Malgré le contrôle renforcé des autorités sur l'Internet, les parodies de films et de chansons ont fleuri ces dernières années en Chine sur la toile, donnant naissance à un genre particulier, l'«egao».

Malgré le contrôle renforcé des autorités sur l'Internet, les parodies de films et de chansons ont fleuri ces dernières années en Chine sur la toile, donnant naissance à un genre particulier, l'«egao».

Le phénomène est tellement récent qu'aucun dictionnaire ne donne encore la définition d'«egao», mot composé des caractères «féroce» et «se moquer».

À son corps défendant, Hu Ge, ancien professeur de musique, est un des plus illustres représentants de ces nouveaux histrions du Web.

«J'ai juste utilisé Internet parce que c'était le seul moyen de sortir mes films», explique-t-il.

Stores tirés en plein après-midi, le jeune trentenaire monte ses vidéos dans son petit pavillon de la banlieue shanghaienne.
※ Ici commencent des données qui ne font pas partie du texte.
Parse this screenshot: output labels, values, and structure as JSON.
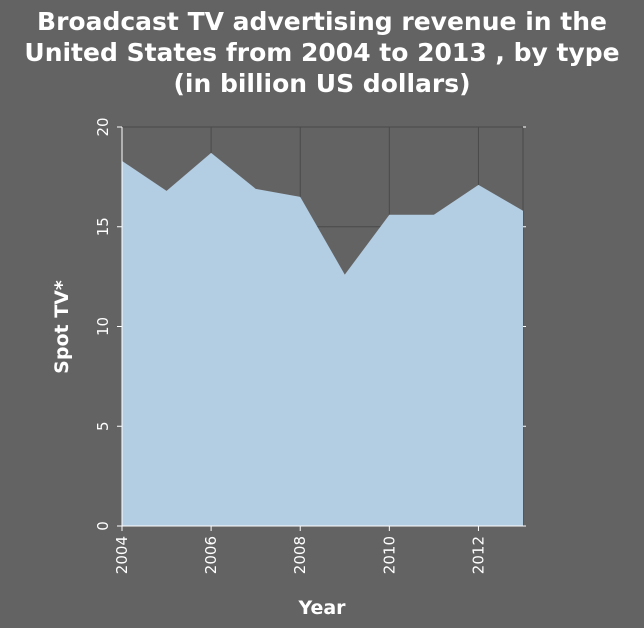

Son mobilier se résume à quelques étagères et un bureau massif encombré d'écrans, d'enceintes, de câbles et disques durs.

«L'Internet est devenu un des pans les plus importants de la nouvelle culture chinoise, pour les jeunes générations. Il n'existe pas tant de moyens que ça pour communiquer», résume ce fan de Matrix.

Hu Ge est devenu célèbre en 2005 après la sortie de son court métrage «La tragédie provoquée par un petit pain à la vapeur», qui tournait en ridicule la superproduction de Chen Kaige «La Promesse».

Le film à grand spectacle, assassiné par la critique et une large partie du public chinois déçus, a d'autant plus fait rire dans sa version burlesque, à tel point que le célèbre réalisateur avait même évoqué des poursuites en justice.

Depuis, l'histrion continue ses réalisations. Avec un petit appui financier de 6rooms.com - équivalent d'un YouTube chinois - et un système D de chaque instant, Hu continue de vivre de ses petits films.

«Les acteurs sont des amis ou des amis d'amis. Je ne gagne pas beaucoup mais assez pour vivre», résume-t-il, philosophe, en attendant que des projets plus concrets se débloquent.

Son dernier film, sorti en janvier, ne dément pas sa popularité sur le web. «007 contre l'Homme en noir», qui évoque un royaume imaginaire ressemblant fortement à la Corée du Nord de Kim Jong-il, a déjà totalisé plus de 10 millions de spectateurs sur 6rooms.com, sans compter les reprises sur d'autres sites.

Hu Ge n'est pas seul. Les Back Dormitory Boys, parodie du groupe américain Back Street Boys, ont acquis leur notoriété depuis leur chambre d'étudiants de l'école des Beaux-Arts de la province du Guangdong (sud). Huang Yixin et Wei Wei ont posé une webcam sur leur bureau devant laquelle ils avaient pris l'habitude de parodier des tubes de variété.

Ils auraient récemment signé un contrat de cinq ans avec l'agence pékinoise Taihe Rye Music, selon le China Daily.

La figure d'un stagiaire pompiste, surnommé Xiaopang (littéralement «petit gros») a elle aussi agité la toile, au gré des montages photo qui la collaient sur toutes les affiches de films hollywoodiens en remplacement de Leonardo di Caprio et autres stars. Récemment «Xiaopang» est devenu une vedette, multipliant les interviews aux médias nationaux et étrangers.

Pour Gu Jun, professeur de sociologie à l'Université de Shanghai, «l'egao correspond à un nouveau style de vie pour les jeunes. C'est la seule façon qu'ils ont de s'exprimer. Et les blogs répondent à cette même définition. C'est un nouveau moyen d'expression qui permet aux jeunes Chinois d'atteindre le plus large public possible».

Face à la montée de l'utilisation de l'Internet, les autorités n'ont pas d'autres choix que d'ouvrir le réseau, tout en resserrant paradoxalement les contrôles.

«Les blogues permettent aux gens d'exprimer leurs idées mais aussi de les tester. Ils ont un impact fondamental sur le développement de la démocratie et de la société civile», résume Xia Xueluan, professeur de sociologie à l'Université de Pékin.